Vakanüvis, merhum Başbakan Necmettin Erbakan’ın Milli Nizam Partisi’nin kuruluşuyla başlayan ve 28 Şubat postmodern darbesine giden süreci ele aldı. Erbakan, Almanya’da başarılı bir mühendislik eğitiminden sonra Türkiye’ye dönüş yapmış ve iş dünyasında bürokrasi, siyaset ve basının engelleriyle karşılaşmıştı. Bu engellere rağmen siyasete atılan Erbakan, 26 Ocak 1970’te Milli Nizam Partisi’ni kurmuştu. Parti, halktan büyük destek görmüş ve 27 Mayıs darbesinden duyulan tepkinin bir yansıması olarak kabul edilmişti.
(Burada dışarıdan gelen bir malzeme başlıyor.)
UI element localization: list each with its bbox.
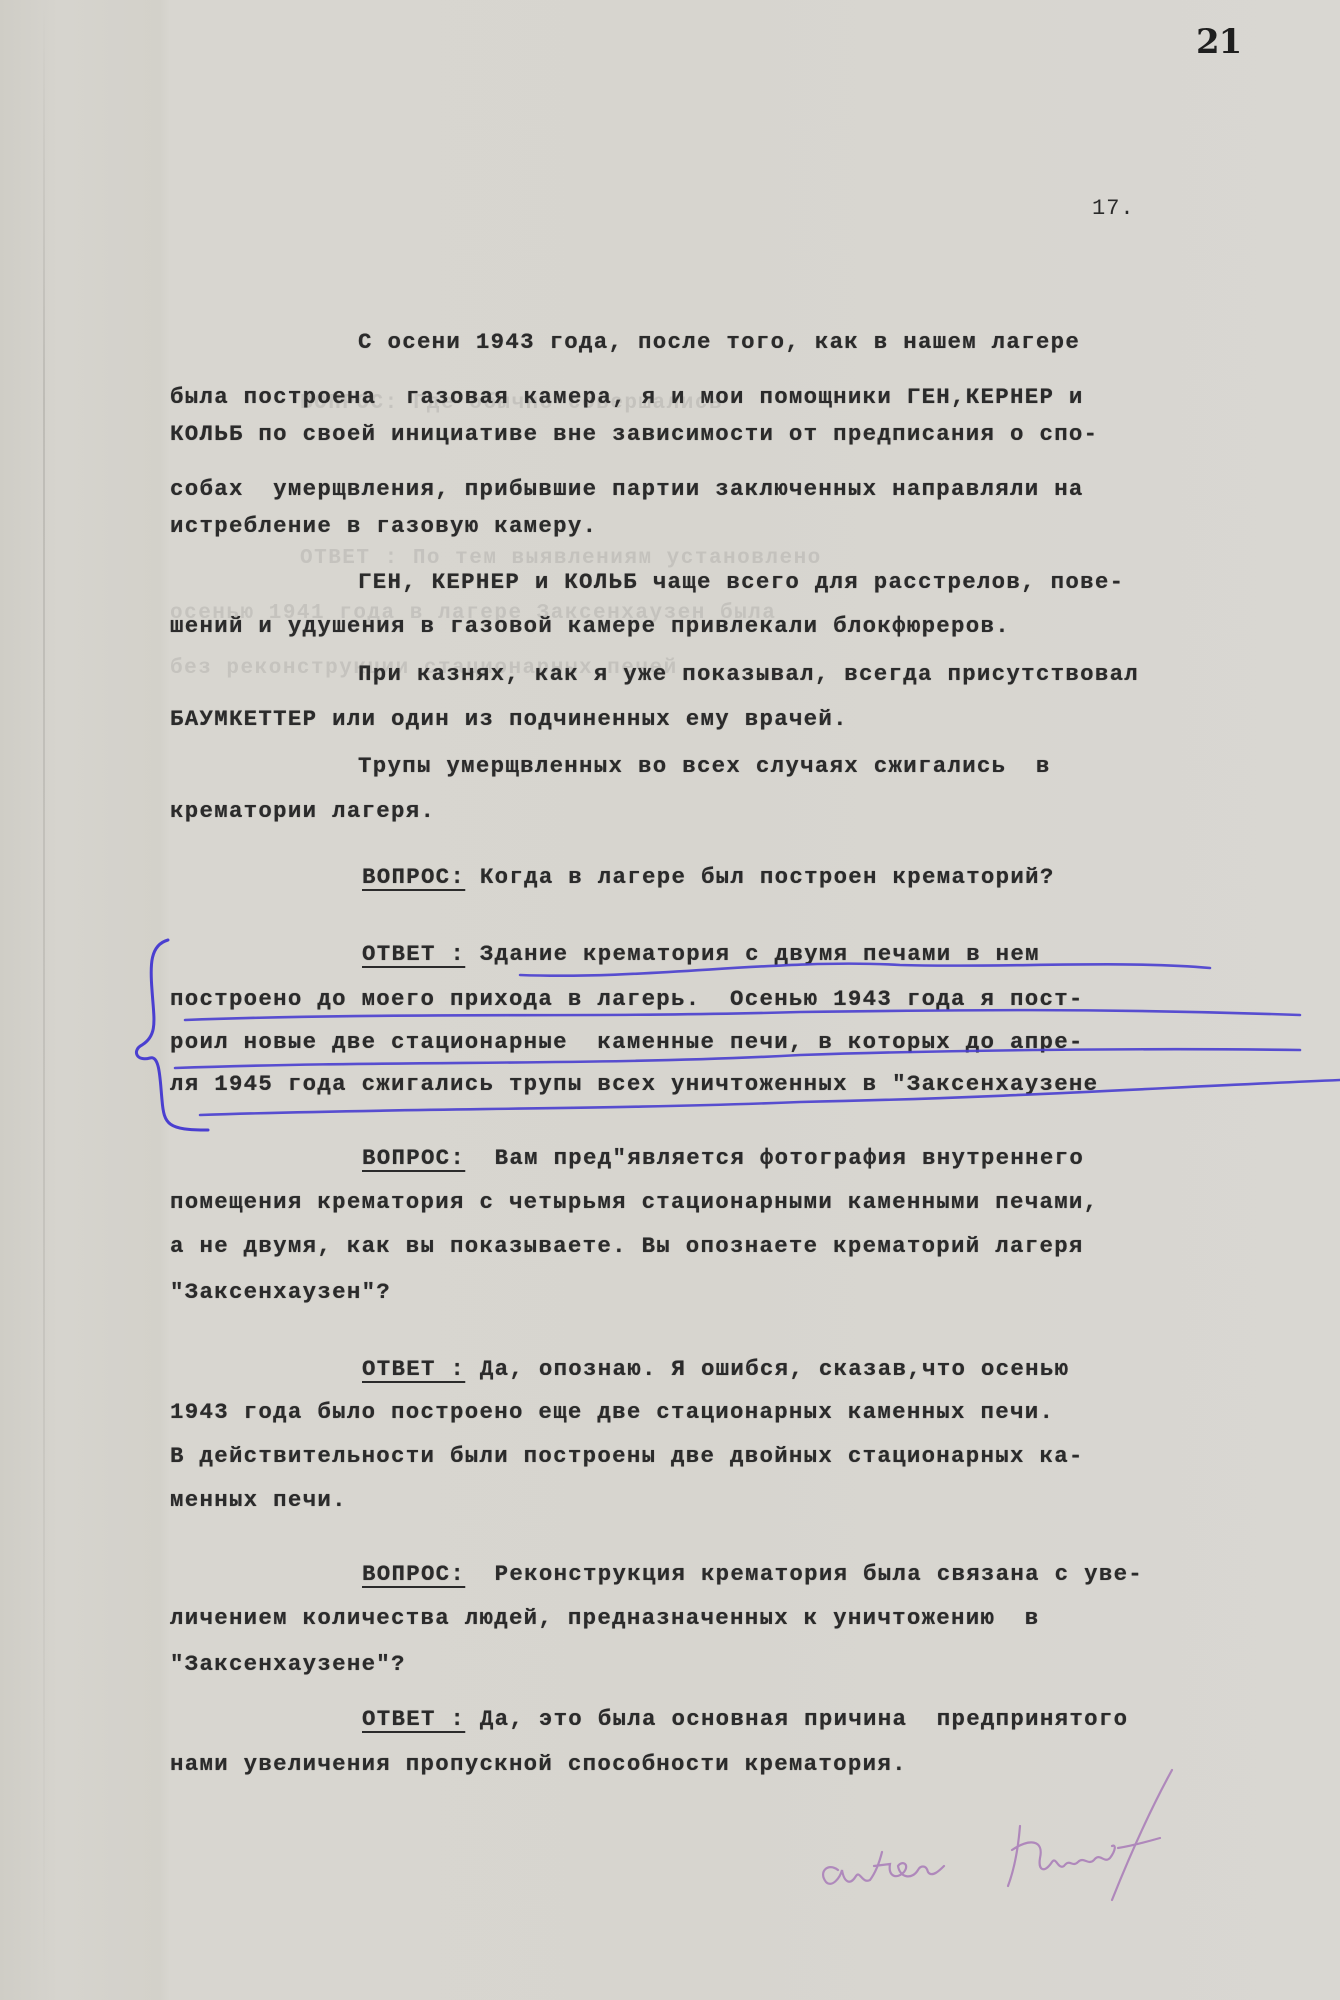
answer-line: построено до моего прихода в лагерь. Осе…: [170, 985, 1084, 1013]
paragraph-line: собах умерщвления, прибывшие партии закл…: [170, 475, 1084, 503]
paragraph-line: ГЕН, КЕРНЕР и КОЛЬБ чаще всего для расст…: [358, 568, 1124, 596]
answer-line: ОТВЕТ : Да, это была основная причина пр…: [362, 1705, 1128, 1733]
question-line: а не двумя, как вы показываете. Вы опозн…: [170, 1232, 1084, 1260]
paragraph-line: крематории лагеря.: [170, 797, 435, 825]
question-line: "Заксенхаузене"?: [170, 1650, 406, 1678]
signature: [823, 1770, 1172, 1900]
paragraph-line: КОЛЬБ по своей инициативе вне зависимост…: [170, 420, 1098, 448]
question-label: ВОПРОС:: [362, 1561, 465, 1587]
question-line: помещения крематория с четырьмя стациона…: [170, 1188, 1098, 1216]
page-fold: [43, 0, 45, 2000]
answer-line: 1943 года было построено еще две стацион…: [170, 1398, 1054, 1426]
answer-label: ОТВЕТ :: [362, 1706, 465, 1732]
paragraph-line: При казнях, как я уже показывал, всегда …: [358, 660, 1139, 688]
answer-label: ОТВЕТ :: [362, 941, 465, 967]
paragraph-line: была построена газовая камера, я и мои п…: [170, 383, 1084, 411]
question-line: ВОПРОС: Вам пред"является фотография вну…: [362, 1144, 1084, 1172]
paragraph-line: шений и удушения в газовой камере привле…: [170, 612, 1010, 640]
page-number: 17.: [1092, 196, 1135, 221]
answer-line: нами увеличения пропускной способности к…: [170, 1750, 907, 1778]
archive-folio-number: 21: [1196, 22, 1241, 62]
answer-line: ОТВЕТ : Да, опознаю. Я ошибся, сказав,чт…: [362, 1355, 1069, 1383]
answer-line: ля 1945 года сжигались трупы всех уничто…: [170, 1070, 1098, 1098]
answer-line: ОТВЕТ : Здание крематория с двумя печами…: [362, 940, 1040, 968]
question-line: ВОПРОС: Реконструкция крематория была св…: [362, 1560, 1143, 1588]
paragraph-line: БАУМКЕТТЕР или один из подчиненных ему в…: [170, 705, 848, 733]
paragraph-line: С осени 1943 года, после того, как в наш…: [358, 328, 1080, 356]
question-label: ВОПРОС:: [362, 864, 465, 890]
answer-line: В действительности были построены две дв…: [170, 1442, 1084, 1470]
answer-line: менных печи.: [170, 1486, 347, 1514]
document-page: 21 17. ВОПРОС: Где обычно совершались ОТ…: [0, 0, 1340, 2000]
paragraph-line: Трупы умерщвленных во всех случаях сжига…: [358, 752, 1051, 780]
answer-label: ОТВЕТ :: [362, 1356, 465, 1382]
question-label: ВОПРОС:: [362, 1145, 465, 1171]
question-line: личением количества людей, предназначенн…: [170, 1604, 1039, 1632]
question-line: ВОПРОС: Когда в лагере был построен крем…: [362, 863, 1055, 891]
paragraph-line: истребление в газовую камеру.: [170, 512, 597, 540]
question-line: "Заксенхаузен"?: [170, 1278, 391, 1306]
answer-line: роил новые две стационарные каменные печ…: [170, 1028, 1084, 1056]
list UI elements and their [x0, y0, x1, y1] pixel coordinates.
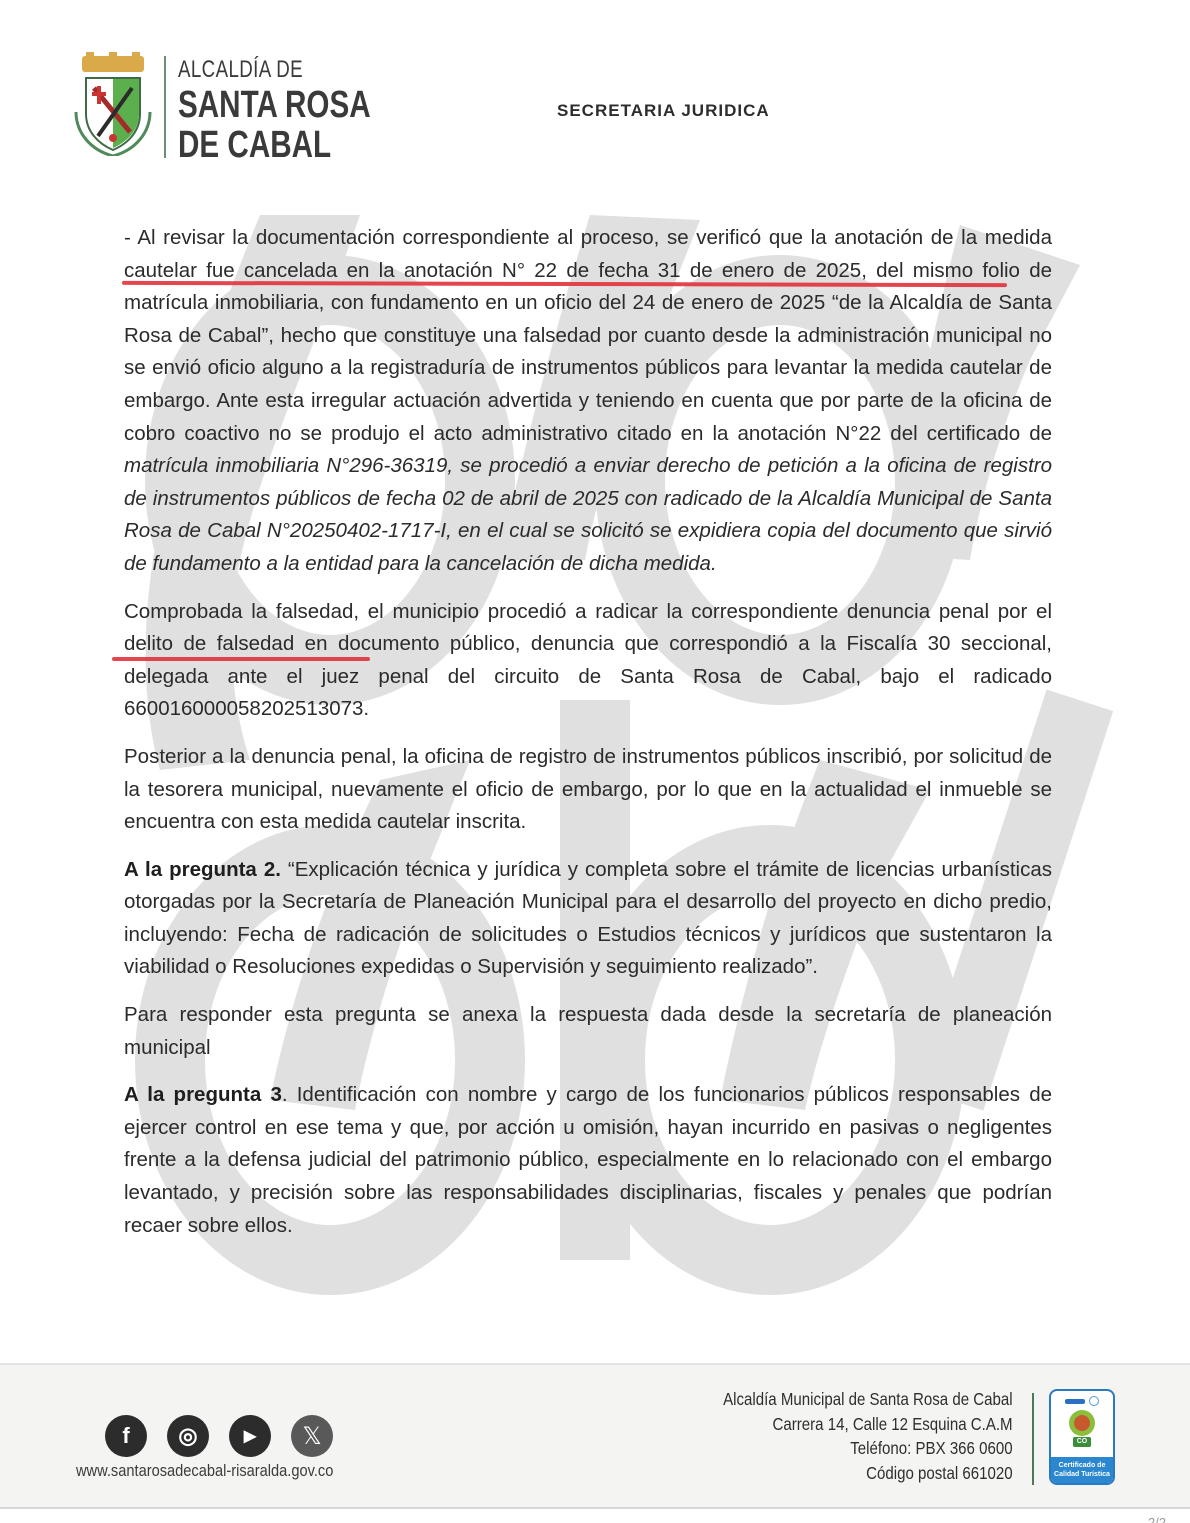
- contact-address: Carrera 14, Calle 12 Esquina C.A.M: [724, 1412, 1013, 1437]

Ancak Erbakan’ın partisinin yükselişi, bir dizi engelle karşılaşmasına sebep olmuştu. Milli Nizam Partisi, 12 Mart darbesi tarafından kapatılmıştı. Darbeciler, parti hakkında “Esselamünaleyküm” selamının “laikliğe aykırı” olduğu gerekçelerini ileri sürmüşlerdi. Ayrıca, partinin okullarda din derslerinin zorunlu hale getirilmesini istemesi ve Ayasofya’da namaz kılınacağını açıklaması gibi sebeplerle partiyi suçlamışlardı.
Anayasa Mahkemesi, 20 Mayıs 1971 tarihinde Milli Nizam Partisi’nin Anayasa’ya aykırı olduğuna karar vererek partinin temelli kapatılmasını kararlaştırmıştı. Başsavcılık, iddianamesinde Erbakan’ın parti kurucuları hakkında yaptığı açıklamaları da suç unsuru olarak göstermişti. Topluluğun Esselamünaleyküm selamı vermesi, İslam Ortak Pazarı’nın kurulacağına dair açıklamalar ve Avrupalılara yönelik sert ifadeler de suçlamalar arasında yer almıştı.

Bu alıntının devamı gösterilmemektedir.